Engineered for discovery
The $66 million, 125,000-square-foot Engineering and Science Building is the latest addition to Binghamton University's Innovative Technologies Complex. Connecting with the Biotechnology Building and the future Center of Excellence Building via a glass rotunda, the new building celebrates Binghamton University's spirit and tradition of research excellence while meeting the growing needs of the Thomas J. Watson School of Engineering and Applied Science.
The building is home to the Department of Mechanical Engineering, Department of Electrical and Computer Engineering, the dean's office, as well as research centers, flexible student and laboratory spaces such as the Seymour Kunis Media Core, suites for business start-ups and offices that support the University's ongoing and expanding industry partnerships.
It integrates the latest technology with a modern and functional infrastructure to provide the innovative atmosphere and practical working environment critical to successful cutting-edge research.
A core research model emboldens faculty and students in developing research areas such as microelectronics or network security to share equipment and ideas, fostering collaboration and limiting the duplication of resources.
Furthermore, spaces are designed and outfitted to meet the specific needs of faculty, staff and students, including unique laboratory features such as a static dissipating floor for research in microelectronics, and a black ceiling that reduces light reflection that could hinder multimedia research.
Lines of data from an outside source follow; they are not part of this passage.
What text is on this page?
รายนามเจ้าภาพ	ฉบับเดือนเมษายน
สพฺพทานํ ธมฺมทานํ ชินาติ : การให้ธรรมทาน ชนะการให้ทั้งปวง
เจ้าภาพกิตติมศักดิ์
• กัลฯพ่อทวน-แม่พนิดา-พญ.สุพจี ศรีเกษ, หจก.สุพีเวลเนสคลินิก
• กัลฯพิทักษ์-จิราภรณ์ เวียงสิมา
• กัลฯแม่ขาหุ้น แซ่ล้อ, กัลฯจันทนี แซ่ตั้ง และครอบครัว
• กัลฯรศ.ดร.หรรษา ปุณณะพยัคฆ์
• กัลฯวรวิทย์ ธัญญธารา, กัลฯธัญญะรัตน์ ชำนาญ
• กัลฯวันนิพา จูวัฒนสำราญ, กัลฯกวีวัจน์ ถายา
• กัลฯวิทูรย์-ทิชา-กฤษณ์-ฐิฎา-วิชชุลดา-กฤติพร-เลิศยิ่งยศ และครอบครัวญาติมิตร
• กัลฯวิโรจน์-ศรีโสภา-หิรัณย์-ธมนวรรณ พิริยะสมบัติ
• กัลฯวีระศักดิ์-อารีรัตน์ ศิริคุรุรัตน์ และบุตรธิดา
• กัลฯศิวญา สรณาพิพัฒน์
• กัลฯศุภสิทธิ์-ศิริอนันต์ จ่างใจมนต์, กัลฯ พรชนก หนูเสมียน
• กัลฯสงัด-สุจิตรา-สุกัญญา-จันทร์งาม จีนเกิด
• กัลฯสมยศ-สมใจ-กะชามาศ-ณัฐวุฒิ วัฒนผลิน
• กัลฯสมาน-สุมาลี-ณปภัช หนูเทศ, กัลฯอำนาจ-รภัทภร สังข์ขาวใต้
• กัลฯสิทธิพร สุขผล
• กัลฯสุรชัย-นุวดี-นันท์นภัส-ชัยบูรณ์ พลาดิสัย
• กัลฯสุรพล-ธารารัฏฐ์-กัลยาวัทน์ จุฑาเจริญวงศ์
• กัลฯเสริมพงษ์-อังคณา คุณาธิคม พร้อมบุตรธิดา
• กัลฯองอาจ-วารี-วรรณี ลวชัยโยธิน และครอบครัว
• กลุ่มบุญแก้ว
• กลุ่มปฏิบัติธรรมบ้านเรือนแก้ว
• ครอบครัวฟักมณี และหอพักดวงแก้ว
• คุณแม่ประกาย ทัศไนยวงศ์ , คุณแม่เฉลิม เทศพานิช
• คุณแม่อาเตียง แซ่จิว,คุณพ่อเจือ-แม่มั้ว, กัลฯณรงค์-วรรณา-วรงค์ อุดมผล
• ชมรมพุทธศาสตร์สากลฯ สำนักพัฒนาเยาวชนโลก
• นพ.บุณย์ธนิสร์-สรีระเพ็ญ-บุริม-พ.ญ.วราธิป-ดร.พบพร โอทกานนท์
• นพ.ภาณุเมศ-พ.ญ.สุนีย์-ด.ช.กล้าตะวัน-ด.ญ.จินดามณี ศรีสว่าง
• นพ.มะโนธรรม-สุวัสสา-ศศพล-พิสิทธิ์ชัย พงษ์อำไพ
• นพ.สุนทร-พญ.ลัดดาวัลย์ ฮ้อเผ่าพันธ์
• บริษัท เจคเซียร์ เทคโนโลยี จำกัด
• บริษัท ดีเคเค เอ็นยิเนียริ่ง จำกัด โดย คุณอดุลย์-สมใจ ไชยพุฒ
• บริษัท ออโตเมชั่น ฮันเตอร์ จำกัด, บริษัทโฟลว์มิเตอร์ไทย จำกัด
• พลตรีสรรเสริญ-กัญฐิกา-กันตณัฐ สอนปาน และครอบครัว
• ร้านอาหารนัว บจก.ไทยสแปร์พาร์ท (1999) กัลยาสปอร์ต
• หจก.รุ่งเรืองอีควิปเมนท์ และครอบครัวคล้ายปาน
The new building also meets LEED (Leadership in Energy and Environmental Design) Platinum standards and incorporates a number of green features, including geothermal heating and cooling methods, natural lighting, passive solar energy, and the latest technology for heat recovery and humidity control. Features such as the two-story photovoltaic wall also provide opportunities for both undergraduate and graduate research on solar technology that is being developed in the Center for Autonomous Solar Power and the Center for Advanced Microelectronics Manufacturing.